Discussion in 'Politics' started by Free Thinker, Nov 26, 2012.

  1. Expanding Medicaid health benefits to everyone eligible under President Barack Obama's health care reform law would increase state spending on the program by just 3 percent while extending health coverage to more than 20 million people, according to a study released Monday by the Henry J. Kaiser Family Foundation and the Urban Institute.

    The health care law seeks to enroll into the Medicaid program anyone who earns up to 133 percent of the federal poverty level, which is $14,856 this year. But when the Supreme Court upheld the law in June, its decision allowed states to opt out of the Medicaid expansion. So far, Republican governors in eight states have declared they won't participate, denying health care coverage to millions of their poorest residents.

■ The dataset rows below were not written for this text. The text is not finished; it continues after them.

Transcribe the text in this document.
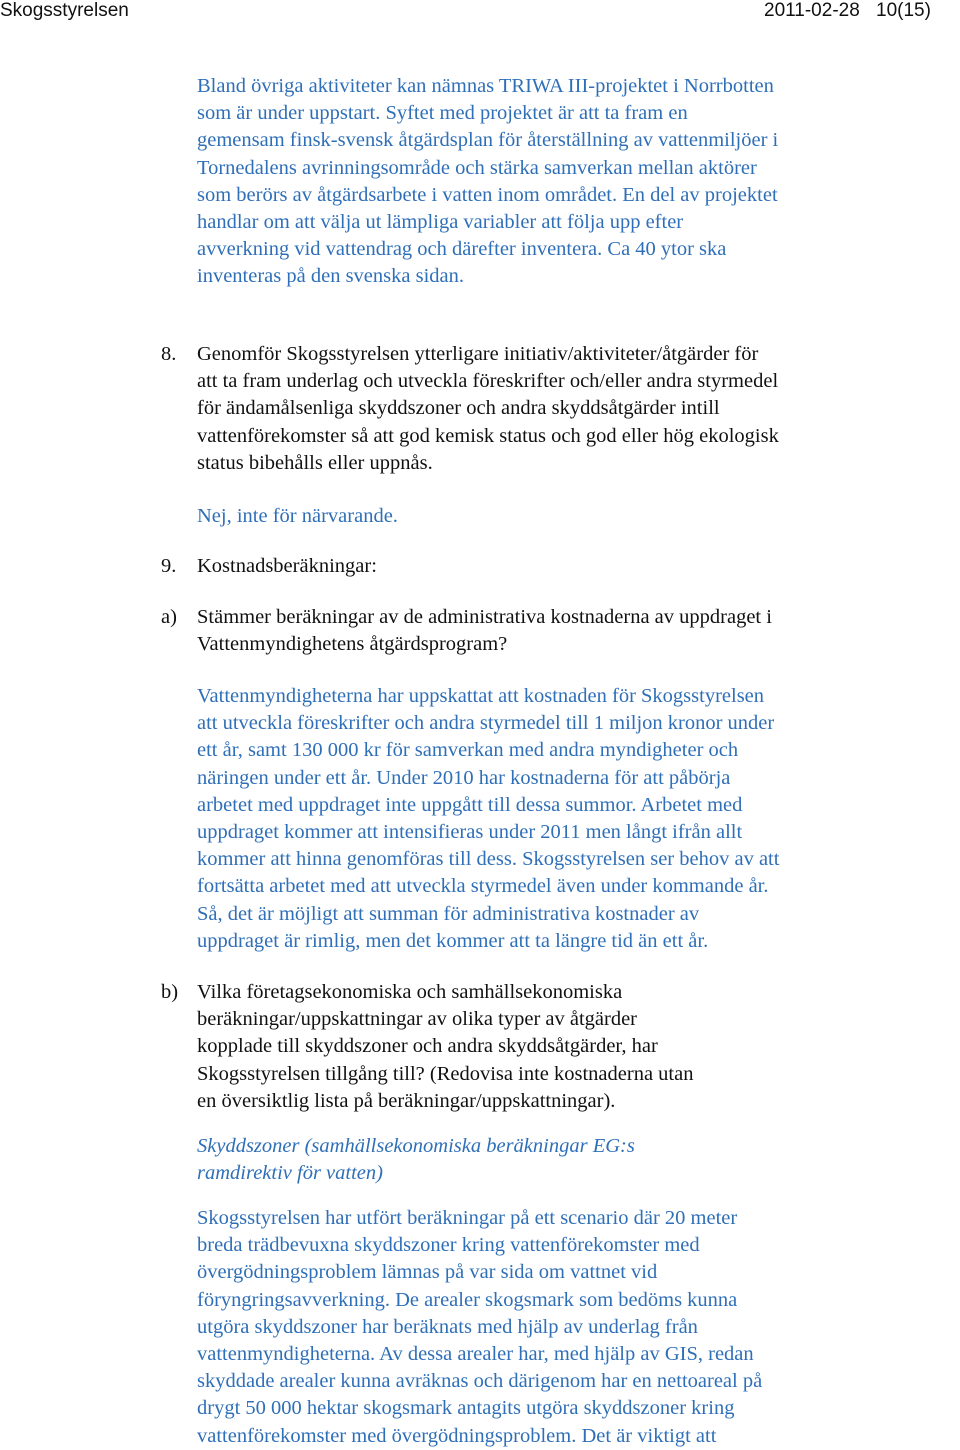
Skogsstyrelsen	2011-02-28 10(15)
Bland övriga aktiviteter kan nämnas TRIWA III-projektet i Norrbotten
som är under uppstart. Syftet med projektet är att ta fram en
gemensam finsk-svensk åtgärdsplan för återställning av vattenmiljöer i
Tornedalens avrinningsområde och stärka samverkan mellan aktörer
som berörs av åtgärdsarbete i vatten inom området. En del av projektet
handlar om att välja ut lämpliga variabler att följa upp efter
avverkning vid vattendrag och därefter inventera. Ca 40 ytor ska
inventeras på den svenska sidan.
8. Genomför Skogsstyrelsen ytterligare initiativ/aktiviteter/åtgärder för
att ta fram underlag och utveckla föreskrifter och/eller andra styrmedel
för ändamålsenliga skyddszoner och andra skyddsåtgärder intill
vattenförekomster så att god kemisk status och god eller hög ekologisk
status bibehålls eller uppnås.
Nej, inte för närvarande.
9. Kostnadsberäkningar:
a) Stämmer beräkningar av de administrativa kostnaderna av uppdraget i
Vattenmyndighetens åtgärdsprogram?
Vattenmyndigheterna har uppskattat att kostnaden för Skogsstyrelsen
att utveckla föreskrifter och andra styrmedel till 1 miljon kronor under
ett år, samt 130 000 kr för samverkan med andra myndigheter och
näringen under ett år. Under 2010 har kostnaderna för att påbörja
arbetet med uppdraget inte uppgått till dessa summor. Arbetet med
uppdraget kommer att intensifieras under 2011 men långt ifrån allt
kommer att hinna genomföras till dess. Skogsstyrelsen ser behov av att
fortsätta arbetet med att utveckla styrmedel även under kommande år.
Så, det är möjligt att summan för administrativa kostnader av
uppdraget är rimlig, men det kommer att ta längre tid än ett år.
b) Vilka företagsekonomiska och samhällsekonomiska
beräkningar/uppskattningar av olika typer av åtgärder
kopplade till skyddszoner och andra skyddsåtgärder, har
Skogsstyrelsen tillgång till? (Redovisa inte kostnaderna utan
en översiktlig lista på beräkningar/uppskattningar).
Skyddszoner (samhällsekonomiska beräkningar EG:s
ramdirektiv för vatten)
Skogsstyrelsen har utfört beräkningar på ett scenario där 20 meter
breda trädbevuxna skyddszoner kring vattenförekomster med
övergödningsproblem lämnas på var sida om vattnet vid
föryngringsavverkning. De arealer skogsmark som bedöms kunna
utgöra skyddszoner har beräknats med hjälp av underlag från
vattenmyndigheterna. Av dessa arealer har, med hjälp av GIS, redan
skyddade arealer kunna avräknas och därigenom har en nettoareal på
drygt 50 000 hektar skogsmark antagits utgöra skyddszoner kring
vattenförekomster med övergödningsproblem. Det är viktigt att
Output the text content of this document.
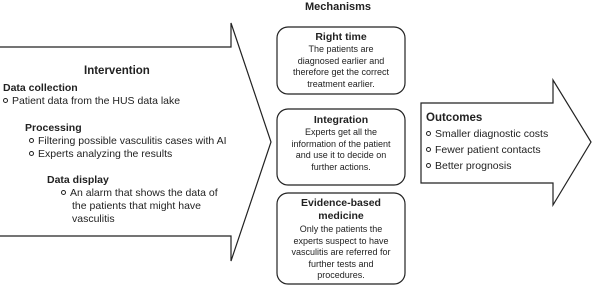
Mechanisms
Intervention
Data collection
Patient data from the HUS data lake
Processing
Filtering possible vasculitis cases with AI
Experts analyzing the results
Data display
An alarm that shows the data of
the patients that might have
vasculitis
Right time
The patients are
diagnosed earlier and
therefore get the correct
treatment earlier.
Integration
Experts get all the
information of the patient
and use it to decide on
further actions.
Evidence-based
medicine
Only the patients the
experts suspect to have
vasculitis are referred for
further tests and
procedures.
Outcomes
Smaller diagnostic costs
Fewer patient contacts
Better prognosis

    Republican governors who are stalwart opponents of Obamacare, including Rick Perry of Texas and Bobby Jindal of Louisiana, cite the cost of expanding Medicaid as a primary reason for refusing to go along with the Affordable Care Act, also known as the ACA. But the states' share of the new costs of covering more people on Medicaid is relatively small. Combined with greater private health insurance coverage, Medicaid expansion would result in a large reduction in the number of uninsured people, and fewer unpaid medical bills that raise costs for taxpayers.

    "By implementing the Medicaid expansion with other provisions of the ACA, states could significantly reduce the number of uninsured," the Kaiser Family Foundation and Urban Institute study states. "Overall state costs of implementing the Medicaid expansion would be modest compared to increases in federal funds, and many states are likely to see small net budget gains."

    The total cost of the Medicaid expansion would be $1.03 trillion between 2013 and 2022, according to the study. States would pay $76 billion of that, which amounts to a 2.9 percent increase compared to what states would have spent on Medicaid if the health care reform law hadn't been enacted. Under the health care reform law, the federal government will pay the full cost of covering newly eligible people on Medicaid from 2014 to 2016, then will scale back funding to 90 percent in 2022 and later years.

    In addition to receiving a large federal subsidy to enroll these uninsured residents, states that expand Medicaid would be able to reduce spending on taxpayer-funded programs to help hospitals and other health care providers cover the cost of so-called uncompensated care, or unpaid medical bills. If Medicaid expanded across the country, states would save $18 billion between 2013 to 2022 , according to the study.